- Video report by ITV News National Editor Allegra Stratton
Interviewees: Robert Van De Noort, Vice chancellor, University of Reading
University tuition fees should be cut from £9,250 to £7,500 per year to give students better value for money, an independent education review has recommended.
The Post-18 Education and Funding review, led by Philip Augar, also recommended the reintroduction of maintenance grants to less well-off students.
Overall sector income could then be protected by an increased contribution by the government to teaching costs.
In a wide-ranging look at England and Wales' higher education system, the panel found student loans are not well understood by pupils, and that the name of the system should be changed to the Student Contribution System.
It said the system should be overhauled to reduce in-study interest charges but to increase the proportion of loans that is eventually repaid.
The report also suggested the repayment period of student loans should be increased from 30 to 40 years - meaning graduates will end up paying more over time.
Proposals for disadvantaged students include the reintroduction of maintenance grants of at least £3,000 a year, which was scrapped by the Conservative government in 2016.
The recommendations have been advised to come into force for 2021/22 and would not be applied retrospectively.
This means students in higher education now would not be effected by the proposed recommendations if there were applied.
- ITV News National Editor Allegra Stratton provides an analysis of the review
So what are the main recommendations?
- Cap tuition fees at £7,500 a year
- Fee cap should be frozen until 2022/23, then increased in line with inflation from 2023/24
- Reintroduce maintenance grants for poorest students to at least £3,000 a year
- Change the name of student loans to "student contribution system"
- Withdraw financial support for foundation years attached to degree courses after an "appropriate notice period"
- Lower the repayment threshold where people start paying back student loans from £25,725 - meaning graduates will contribute more back each year
- Loans should be wiped after 40 years instead of 30 years
- Remove in-study interest, so that loan balances track inflation during study
Prime Minister Theresa May spoke about the recommendations in a speech on Thursday.
She said: “I was not surprised to see the panel argue for the reintroduction of means-tested maintenance grants both for university students and those studying for higher technical qualifications.
“Such a move would ensure students are supported whichever route they choose, and save those from the poorest backgrounds over £9,000.
“It will be up to the Government to decide, at the upcoming Spending Review, whether to follow this recommendation.
“But my view is very clear: removing maintenance grants from the least well-off students has not worked, and I believe it is time to bring them back.”
The President of Southampton University Student Union, Steve Gore, agrees.
Mrs May also called for reform to tuition fees to ensure value for money for students and the taxpayer.
She said that while the majority of courses provide good outcomes for students, this is no longer true across the board, and many courses do not cost £9,000 per student per year to teach.
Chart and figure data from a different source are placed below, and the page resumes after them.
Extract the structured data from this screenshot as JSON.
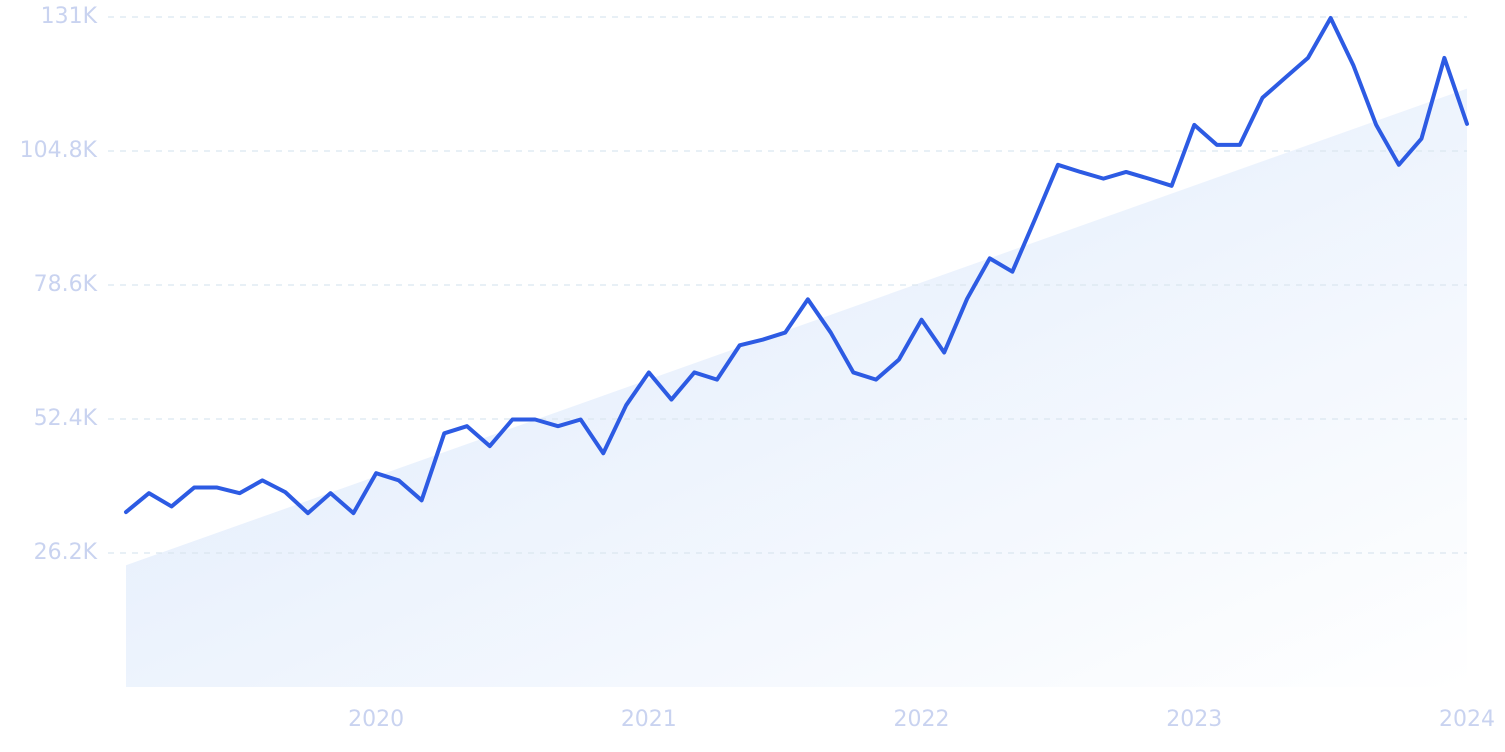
{
  "chart_data": {
    "type": "line",
    "x": [
      2019.083,
      2019.167,
      2019.25,
      2019.333,
      2019.417,
      2019.5,
      2019.583,
      2019.667,
      2019.75,
      2019.833,
      2019.917,
      2020,
      2020.083,
      2020.167,
      2020.25,
      2020.333,
      2020.417,
      2020.5,
      2020.583,
      2020.667,
      2020.75,
      2020.833,
      2020.917,
      2021,
      2021.083,
      2021.167,
      2021.25,
      2021.333,
      2021.417,
      2021.5,
      2021.583,
      2021.667,
      2021.75,
      2021.833,
      2021.917,
      2022,
      2022.083,
      2022.167,
      2022.25,
      2022.333,
      2022.417,
      2022.5,
      2022.583,
      2022.667,
      2022.75,
      2022.833,
      2022.917,
      2023,
      2023.083,
      2023.167,
      2023.25,
      2023.333,
      2023.417,
      2023.5,
      2023.583,
      2023.667,
      2023.75,
      2023.833,
      2023.917,
      2024
    ],
    "values": [
      34.2,
      37.9,
      35.3,
      39.0,
      39.0,
      37.9,
      40.4,
      38.1,
      34.0,
      37.9,
      34.0,
      41.8,
      40.4,
      36.5,
      49.6,
      51.0,
      47.1,
      52.3,
      52.3,
      51.0,
      52.3,
      45.7,
      55.1,
      61.5,
      56.2,
      61.5,
      60.1,
      66.8,
      67.9,
      69.3,
      75.8,
      69.3,
      61.5,
      60.1,
      64.0,
      71.8,
      65.4,
      75.9,
      83.8,
      81.2,
      91.6,
      102.1,
      100.7,
      99.4,
      100.7,
      99.4,
      98.0,
      109.9,
      106.0,
      106.0,
      115.2,
      119.1,
      123.0,
      130.8,
      121.6,
      109.9,
      102.1,
      107.2,
      123.0,
      110.1
    ],
    "color": "#2d5be3",
    "trend": [
      23.8,
      117
    ],
    "xlim": [
      2019.083,
      2024
    ],
    "xticks": [
      2020,
      2021,
      2022,
      2023,
      2024
    ],
    "ylim": [
      0,
      131
    ],
    "yticks": [
      {
        "value": 26.2,
        "label": "26.2K"
      },
      {
        "value": 52.4,
        "label": "52.4K"
      },
      {
        "value": 78.6,
        "label": "78.6K"
      },
      {
        "value": 104.8,
        "label": "104.8K"
      },
      {
        "value": 131,
        "label": "131K"
      }
    ],
    "grid": true
  }
}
However with a change of Conservative leader expected within weeks, there is no guarantee the recommendations will be followed.
Despite the Government boosting education or training places for every 16 to 19-year old, rolling out T Levels, and creating high-quality apprenticeships, the Prime Minister said more must be done for the 50% of young people who do not go to university.
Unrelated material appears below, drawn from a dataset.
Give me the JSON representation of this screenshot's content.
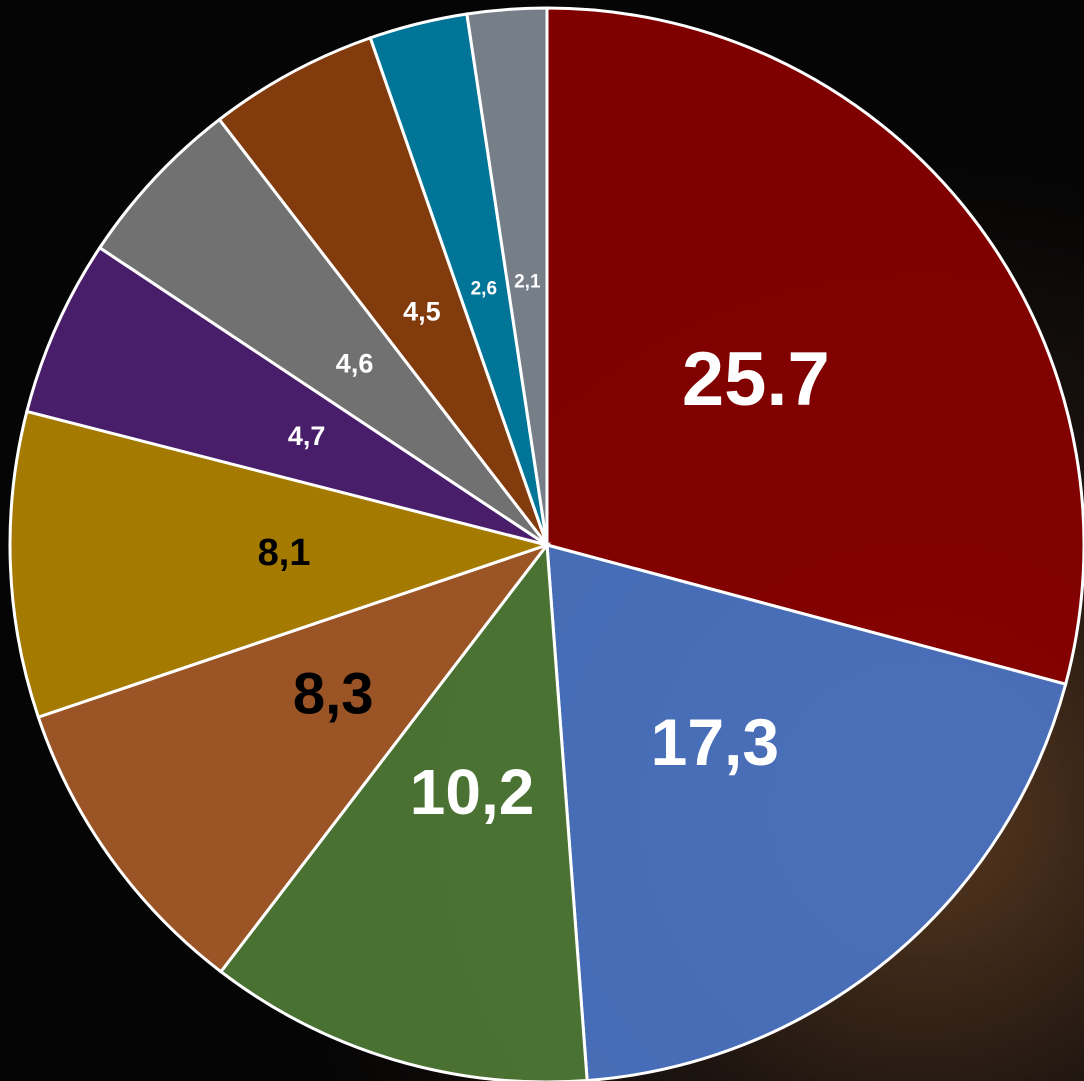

Dr Augar, chairman of the panel, said: “Our work revealed that post-18 education in England is a story of both care and neglect, depending on whether students are amongst the 50% of young people who participate in higher education or the rest.
“The panel believes that this disparity simply has to be addressed.”
"For too long, we've had a system that works for half the population whilst neglecting the other half," said David Hughes, chief executive of the Association of Colleges.
A total of 53 recommendations for Government cover the 50% of young people who do not attend higher education, as well as the 50% who do.
Tuition fees in England were trebled in 2012, and the vast majority of courses now cost the maximum, £9,250 per year.
According to estimates by the Institute for Fiscal Studies (IFS), the average student can now leave university owing more than £50,000.
But the panel is recommending the cap on the fee chargeable should be reduced to £7,500 per year, and could be introduced by 2021/22.
Responding to the review, the Fair Access Coalition said: “A lot of progress has been made in widening access to higher education, but we need to be careful that these gains are not sent into reverse.
“There is a lot to be welcomed in the Augar recommendations.
“An increase in maintenance support, more support for part-time degrees, greater flexibility to gain a degree through bitesize courses, a funding boost for further education, are all welcome steps.
“But they will do nothing to improve social mobility overall if the funding for widening participation activity is cut.”